We opt for the fresh BBQ fish.
The road ends in KOBARID (photos), a place for adventure experiences: rafting, canyoning, hiking, kayaking and parasailing
We stopped at many different campgrounds to see what amenities they offered. Some sold sheep cheese and had an in-house restaurant.
We’ve driven through the entire Trenta Valley (photos) and are about to head up and over the mountain. I’m taking photos as Natasa drives, we pass a photo opportunity, but continue to drive. I finally said “wait” there’s an awesome photo I want. Natasa agrees and turns the car around.
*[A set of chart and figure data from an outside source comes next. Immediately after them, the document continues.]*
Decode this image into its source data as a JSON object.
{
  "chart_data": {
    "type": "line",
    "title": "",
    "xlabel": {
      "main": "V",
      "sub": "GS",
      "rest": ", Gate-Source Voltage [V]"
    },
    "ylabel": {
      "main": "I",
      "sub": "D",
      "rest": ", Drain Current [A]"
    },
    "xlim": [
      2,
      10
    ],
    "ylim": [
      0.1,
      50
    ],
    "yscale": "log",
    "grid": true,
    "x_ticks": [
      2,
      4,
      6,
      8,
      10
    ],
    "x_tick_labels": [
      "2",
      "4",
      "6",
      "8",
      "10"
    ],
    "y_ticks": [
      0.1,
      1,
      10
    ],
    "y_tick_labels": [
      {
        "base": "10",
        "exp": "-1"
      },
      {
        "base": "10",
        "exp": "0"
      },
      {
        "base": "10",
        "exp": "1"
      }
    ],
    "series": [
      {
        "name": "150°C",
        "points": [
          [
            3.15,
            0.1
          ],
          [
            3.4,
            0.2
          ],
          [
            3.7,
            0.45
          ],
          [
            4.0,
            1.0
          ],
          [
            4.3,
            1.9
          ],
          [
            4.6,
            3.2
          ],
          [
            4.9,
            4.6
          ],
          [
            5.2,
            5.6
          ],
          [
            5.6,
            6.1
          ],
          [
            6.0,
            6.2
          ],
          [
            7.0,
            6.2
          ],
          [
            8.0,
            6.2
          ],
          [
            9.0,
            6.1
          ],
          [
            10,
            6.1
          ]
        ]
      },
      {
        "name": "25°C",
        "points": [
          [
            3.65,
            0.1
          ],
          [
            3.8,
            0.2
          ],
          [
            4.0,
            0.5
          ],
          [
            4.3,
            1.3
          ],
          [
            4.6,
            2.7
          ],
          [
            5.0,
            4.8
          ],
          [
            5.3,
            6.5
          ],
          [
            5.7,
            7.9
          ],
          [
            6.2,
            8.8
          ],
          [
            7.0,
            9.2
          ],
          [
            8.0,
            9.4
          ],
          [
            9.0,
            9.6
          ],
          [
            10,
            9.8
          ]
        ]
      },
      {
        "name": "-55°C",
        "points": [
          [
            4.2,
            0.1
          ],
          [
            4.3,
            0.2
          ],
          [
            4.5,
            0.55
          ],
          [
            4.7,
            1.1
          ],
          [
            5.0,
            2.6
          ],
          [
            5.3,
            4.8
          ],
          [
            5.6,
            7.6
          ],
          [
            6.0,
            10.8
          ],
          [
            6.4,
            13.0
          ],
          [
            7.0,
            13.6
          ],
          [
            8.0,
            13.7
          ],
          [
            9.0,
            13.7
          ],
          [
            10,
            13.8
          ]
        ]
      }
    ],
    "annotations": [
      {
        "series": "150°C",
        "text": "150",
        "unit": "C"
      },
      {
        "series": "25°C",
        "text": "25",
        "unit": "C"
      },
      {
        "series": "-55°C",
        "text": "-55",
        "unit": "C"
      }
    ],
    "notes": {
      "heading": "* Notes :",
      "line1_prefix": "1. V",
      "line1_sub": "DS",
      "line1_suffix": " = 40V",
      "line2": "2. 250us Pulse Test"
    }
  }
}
We only go back about a kilometer or 2.
We basically drove through the Trenta Valley following the Soca River. Natasa suggest we hike to the Soca’s source, mmm OK. The first part of the hike was easy, but before long we’re hanging onto a cable, to reach the source.
I tell her, “I’m not dieing to see the Soca River source.” We turn around and I buy the post card of what it looks like. Natasa treats me to some cherry strudel, for doing the hike? It’s time to drive up and over PRELAZ VRSIC (photos) .
It was quite a great “road” trip, very doable by bike, except maybe climbing the 10 km mountain.
We’re great travel companions, as always looking forward to our next adventure. Natasa has to go to Sarajevo for work, in a couple weeks. So I plan to take the train to Most Na Soca and bike to Camp Ville, while she’s gone. I was going to just ride up and down the bike route, then take the train back to Skofja Loka. The weather is forecast, sunny for 4 days–straight!